2) In a pertinent 1992 study of the effect of socioeconomic status on cardiovascular risk factors, level of education is identified as the most important parameter predicting high risk factors (Winkleby et al., 1992).

3) The media, however, prefer to use income and race as surrogates for poverty. This creates distortions, as discussed in the section on racism below.
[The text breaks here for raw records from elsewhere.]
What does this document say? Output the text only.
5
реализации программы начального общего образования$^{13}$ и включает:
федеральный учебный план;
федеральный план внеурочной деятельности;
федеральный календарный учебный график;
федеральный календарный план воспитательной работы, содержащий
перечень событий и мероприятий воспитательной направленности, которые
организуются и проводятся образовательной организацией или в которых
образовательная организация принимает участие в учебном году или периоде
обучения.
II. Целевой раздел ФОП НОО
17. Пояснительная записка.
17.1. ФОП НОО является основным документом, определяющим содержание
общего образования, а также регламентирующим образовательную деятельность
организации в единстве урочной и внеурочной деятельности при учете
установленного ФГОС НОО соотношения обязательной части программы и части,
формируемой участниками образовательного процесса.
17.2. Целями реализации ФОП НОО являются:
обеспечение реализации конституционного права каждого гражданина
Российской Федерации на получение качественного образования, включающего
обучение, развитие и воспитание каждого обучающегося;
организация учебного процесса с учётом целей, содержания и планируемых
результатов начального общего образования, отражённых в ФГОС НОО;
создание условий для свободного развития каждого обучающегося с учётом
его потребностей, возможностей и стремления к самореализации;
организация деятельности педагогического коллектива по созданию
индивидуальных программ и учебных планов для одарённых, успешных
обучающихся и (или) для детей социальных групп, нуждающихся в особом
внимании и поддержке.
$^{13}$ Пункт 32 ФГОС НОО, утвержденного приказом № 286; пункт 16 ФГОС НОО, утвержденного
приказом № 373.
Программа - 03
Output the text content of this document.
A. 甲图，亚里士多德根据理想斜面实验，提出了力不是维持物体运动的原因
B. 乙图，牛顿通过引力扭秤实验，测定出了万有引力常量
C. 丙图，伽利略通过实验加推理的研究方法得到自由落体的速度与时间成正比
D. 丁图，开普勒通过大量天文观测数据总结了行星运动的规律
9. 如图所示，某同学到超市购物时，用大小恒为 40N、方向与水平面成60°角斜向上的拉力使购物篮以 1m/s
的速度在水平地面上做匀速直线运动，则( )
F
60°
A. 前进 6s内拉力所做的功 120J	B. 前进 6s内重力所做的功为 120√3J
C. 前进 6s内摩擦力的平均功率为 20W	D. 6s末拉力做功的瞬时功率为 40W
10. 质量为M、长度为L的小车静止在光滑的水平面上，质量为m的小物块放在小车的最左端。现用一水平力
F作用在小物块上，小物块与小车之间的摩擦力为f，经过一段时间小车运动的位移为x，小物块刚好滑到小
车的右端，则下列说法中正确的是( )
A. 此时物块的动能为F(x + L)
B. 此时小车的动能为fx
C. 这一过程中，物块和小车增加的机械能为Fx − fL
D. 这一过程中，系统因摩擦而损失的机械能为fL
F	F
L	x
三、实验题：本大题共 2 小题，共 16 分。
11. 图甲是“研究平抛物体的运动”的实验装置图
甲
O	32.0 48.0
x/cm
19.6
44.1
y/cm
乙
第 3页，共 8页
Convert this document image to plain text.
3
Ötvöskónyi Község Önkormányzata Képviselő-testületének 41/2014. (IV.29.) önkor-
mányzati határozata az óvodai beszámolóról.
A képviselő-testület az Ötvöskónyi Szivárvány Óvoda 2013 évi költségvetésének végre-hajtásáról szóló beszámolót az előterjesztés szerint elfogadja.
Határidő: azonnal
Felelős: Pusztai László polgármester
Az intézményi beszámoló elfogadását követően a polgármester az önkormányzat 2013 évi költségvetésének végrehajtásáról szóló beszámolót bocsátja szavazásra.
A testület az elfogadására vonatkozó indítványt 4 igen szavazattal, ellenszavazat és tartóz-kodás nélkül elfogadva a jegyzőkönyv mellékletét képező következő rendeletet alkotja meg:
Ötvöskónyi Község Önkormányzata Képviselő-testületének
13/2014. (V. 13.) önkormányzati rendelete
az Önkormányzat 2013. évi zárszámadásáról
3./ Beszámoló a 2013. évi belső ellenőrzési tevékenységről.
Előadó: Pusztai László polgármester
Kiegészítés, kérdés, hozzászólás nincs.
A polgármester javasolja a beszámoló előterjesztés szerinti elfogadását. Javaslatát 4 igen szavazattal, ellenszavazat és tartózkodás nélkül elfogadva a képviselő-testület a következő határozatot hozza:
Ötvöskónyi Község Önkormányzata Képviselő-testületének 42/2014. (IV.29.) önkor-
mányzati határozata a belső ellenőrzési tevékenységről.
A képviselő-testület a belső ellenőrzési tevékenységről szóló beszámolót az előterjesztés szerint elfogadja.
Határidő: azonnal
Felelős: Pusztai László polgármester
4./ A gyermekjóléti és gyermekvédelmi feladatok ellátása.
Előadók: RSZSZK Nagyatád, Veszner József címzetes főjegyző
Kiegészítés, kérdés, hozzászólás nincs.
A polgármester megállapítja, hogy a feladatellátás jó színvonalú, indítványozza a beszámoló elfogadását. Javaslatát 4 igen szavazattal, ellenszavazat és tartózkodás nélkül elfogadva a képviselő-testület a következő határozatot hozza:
4) The reasons for the rise in incidence are complex and not well understood. For a start, before the 1980's, less than 15% of American women had regular screening mammograms. Second, because the disease can grow very slowly, a recent rise of breast cancer among women in their sixties may reflect behavioral or environmental changes that first occurred 30 or 40 years ago. Third, although the rise in incidence of very small tumors has been an expected consequence of increased screening, there has been no decrease in the incidence of later-stage, larger tumors or disease. For a fuller discussion of the changing incidence rates, see Harris et. al., 1992.

5) This point was made in the Findings of Regional Hearings conducted by the American Cancer Society in May and June, 1989 in seven states (American Cancer Society, 1989).